Take a capable base model (LLaMA-7B).
Use Self-Instruct’s bootstrap, but have GPT-3.5 (text-davinci-003) generate the 52,000 instruction-following examples.
Fine-tune LLaMA-7B on those 52K examples.

Total cost: under ** $600** (roughly$ 500 of API calls and a few hours of GPU time). The resulting model behaved qualitatively like a much larger, much more expensive assistant.
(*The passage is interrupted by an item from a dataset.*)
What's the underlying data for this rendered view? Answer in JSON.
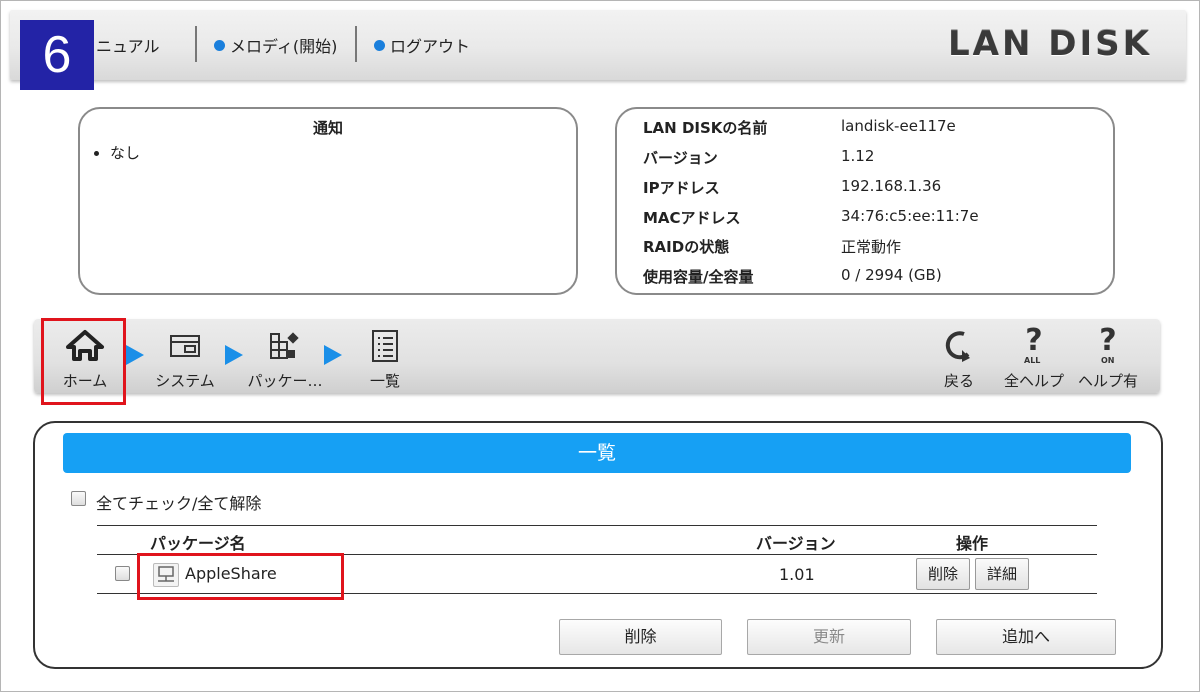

Alpaca’s release — weights, data, and training code — set off a Cambrian explosion of open instruction-tuned models built on the same template.

This is distillation by another name

Alpaca is knowledge distillation wearing instruction-tuning clothes. In classic distillation, a small “student” learns to match a large “teacher.” Here the teacher (GPT-3.5) never exposes its weights or probabilities — it only produces text — so the student learns from the teacher’s outputs: the demonstrations themselves are the synthetic data . You are pouring a strong model’s behavior into a cheaper model through the narrow straw of generated examples. It is astonishingly effective, and as we’ll see, astonishingly limited.

The benefits, and the catch

The upside is obvious and was the whole point: synthetic instruction data is cheap, fast, and scalable. You can generate a million examples overnight, target any domain you like, and never schedule a human labeler. For getting an open model to behave like an assistant, it works remarkably well.

But there are three structural problems, and they matter more the more you rely on this data.

You inherit the teacher’s flaws. Every bias, factual error, and stylistic tic in the teacher’s outputs gets baked into the student. Distillation copies the bad with the good.
You cannot exceed the teacher. A student trained purely to imitate a teacher’s outputs is chasing the teacher’s ceiling, never surpassing it. Pure imitation is a copy operation, not a creativity operation.
Legal and terms-of-service issues. Most commercial model APIs explicitly forbid using their outputs to train competing models. Alpaca-style distillation lives in a gray (often clearly prohibited) zone, which is why the open-data projects that followed worked hard to use permissively-licensed or human-sourced generations.

The imitation gap

There is a subtle trap that early enthusiasm for Alpaca-style models papered over. Imitating a stronger model’s outputs is not the same as matching its capabilities. A small model fine-tuned on a frontier model’s answers learns to mimic the style — the confident tone, the formatting, the helpful preamble — far faster than it learns the underlying competence. The result sounds like the teacher while being meaningfully worse at hard tasks, and shallow benchmarks (or a human skimming a few replies) often fail to notice. This is the imitation gap: cheap distillation buys you a convincing impression of capability, and the gap between impression and reality grows precisely on the inputs that matter most. The lesson is that you cannot distill your way past the teacher — to genuinely exceed your demonstrations, you need a signal beyond imitation.

A signal beyond imitation — twice

That last point is the thread that ties this whole section to the rest of the explainer. Imitation has a ceiling, and there are two ways past it.

The first is to stop imitating and start optimizing a preference or reward signal — which answer is better? — rather than copy this answer. That is RLHF and the preference era, where the next several chapters go.

The second is more surprising, and it’s a forward reference worth planting now: self-generated data makes a triumphant return in the reasoning era. There, instead of distilling from a stronger external teacher, a model generates many candidate solutions, keeps only the ones that are verifiably correct, and fine-tunes on those — rejection sampling and STaR-style bootstrapping (Chapter 19). The difference is decisive: a correctness filter lets a model learn from its own best outputs and genuinely improve, sidestepping the imitation gap entirely. Self-generated data isn’t a dead end — it just needed a way to tell good from bad.